The U.S. Department of Education recently awarded Virginia State University three grants totaling nearly $598,000 to improve the University’s science and engineering programs and, ultimately, increase the number of minorities in these fields.

         A three-year, $297,000 Engineering and Technology Education Center (ETEC) grant will focus upon simultaneous training of underrepresented student and faculty participants in the area of manufacturing engineering. 

The goal of the ETEC is to increase the number of minority engineers in Virginia by recruiting and retaining more minority students into this discipline, by developing and implementing the first ABET-accredited, industry-responsive manufacturing engineering program in the Commonwealth and by enhancing the quality of VSU’s engineering programs.

Another three-year grant, this one worth about $252,000, aims to increase minority participation in the biology and chemistry aspects of forensic science by providing hands-on training using state-of-the-art equipment and providing internship opportunities.

Through a two-year, $49,000 grant, VSU will offer a summer science, mathematics and engineering pre-college program for minority seventh, eighth, ninth and 10th graders with an academic year follow-up.  This program will provide underrepresented minority students access to science, mathematics and engineering careers.  Integral to the program are enrichment activities to enhance test-taking skills, especially SOL and SAT tests and providing contact with professionals in these disciplines to serve as mentors and role models.

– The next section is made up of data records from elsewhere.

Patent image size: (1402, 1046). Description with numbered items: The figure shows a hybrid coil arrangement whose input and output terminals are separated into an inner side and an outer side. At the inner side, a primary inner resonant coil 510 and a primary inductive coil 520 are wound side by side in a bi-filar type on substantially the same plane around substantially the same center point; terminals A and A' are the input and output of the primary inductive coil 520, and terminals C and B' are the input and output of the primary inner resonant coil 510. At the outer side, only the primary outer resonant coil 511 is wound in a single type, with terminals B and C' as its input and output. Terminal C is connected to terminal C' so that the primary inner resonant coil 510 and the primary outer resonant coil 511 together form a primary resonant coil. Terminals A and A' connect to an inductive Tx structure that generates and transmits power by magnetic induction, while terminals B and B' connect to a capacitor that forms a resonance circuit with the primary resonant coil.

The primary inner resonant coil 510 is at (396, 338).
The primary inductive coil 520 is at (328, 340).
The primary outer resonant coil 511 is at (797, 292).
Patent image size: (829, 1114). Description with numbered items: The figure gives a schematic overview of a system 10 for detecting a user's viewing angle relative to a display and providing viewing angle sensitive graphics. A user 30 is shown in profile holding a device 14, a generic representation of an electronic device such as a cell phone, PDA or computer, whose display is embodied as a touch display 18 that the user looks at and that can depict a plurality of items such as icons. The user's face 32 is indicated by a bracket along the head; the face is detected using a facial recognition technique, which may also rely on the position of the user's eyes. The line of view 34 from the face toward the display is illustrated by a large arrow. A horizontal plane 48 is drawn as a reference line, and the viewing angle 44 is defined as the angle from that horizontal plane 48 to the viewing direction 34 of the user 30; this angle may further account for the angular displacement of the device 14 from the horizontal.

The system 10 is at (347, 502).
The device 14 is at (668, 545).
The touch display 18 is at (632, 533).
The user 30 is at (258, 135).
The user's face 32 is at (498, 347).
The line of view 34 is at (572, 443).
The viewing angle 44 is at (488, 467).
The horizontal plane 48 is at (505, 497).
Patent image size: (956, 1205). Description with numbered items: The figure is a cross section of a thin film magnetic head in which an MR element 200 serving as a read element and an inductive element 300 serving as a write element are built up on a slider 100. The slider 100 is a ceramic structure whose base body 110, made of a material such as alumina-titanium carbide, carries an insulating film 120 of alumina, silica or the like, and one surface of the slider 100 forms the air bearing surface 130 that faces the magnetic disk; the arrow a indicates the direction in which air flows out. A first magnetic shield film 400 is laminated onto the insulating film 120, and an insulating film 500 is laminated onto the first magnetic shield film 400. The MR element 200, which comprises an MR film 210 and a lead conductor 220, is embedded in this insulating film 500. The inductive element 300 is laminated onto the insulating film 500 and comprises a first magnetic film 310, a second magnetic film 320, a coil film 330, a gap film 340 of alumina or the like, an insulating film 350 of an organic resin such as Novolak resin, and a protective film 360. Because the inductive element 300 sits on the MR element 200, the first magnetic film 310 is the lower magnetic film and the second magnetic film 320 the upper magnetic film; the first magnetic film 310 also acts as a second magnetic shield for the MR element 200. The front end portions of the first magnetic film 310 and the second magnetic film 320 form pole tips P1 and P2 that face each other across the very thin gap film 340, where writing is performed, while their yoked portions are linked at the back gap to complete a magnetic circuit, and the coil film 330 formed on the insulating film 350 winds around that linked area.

The grants fall under the Department of Education’s Minority Science and Education Improvement Program (MSEIP).  MSEIP is uniquely designed to strengthen science education programs in minority institutions of higher education as well as to promote access for minorities to careers in science and technology.

        In presenting the first year’s payment on these grants, Deputy Assistant Secretary of Education Wilbert Bryant stressed the need for programs to create more diversity in the sciences. “As we become more diverse,” he said, “it is important that the educational and training needs of all Americans are met and our minority institutions provide an important educational opportunity for minority students, particularly in science and engineering.”

Virginia State University is in the process of building a new, three story, 77,000-square foot Engineering and Technology Building.  The classroom, research and laboratory facility will support the mechanical and electronic engineering technology, computer engineering and manufacturing engineering programs.  

Scheduled to open in Fall 2006, the building will contain mechanical, manufacturing, computer and electronics labs, multimedia classrooms, faculty offices, dean’s suite and a state-of-the-art auditorium. The 125-seat, tiered auditorium will be equipped with power and data ports at each seat as well as audio and video projection of attendee participation.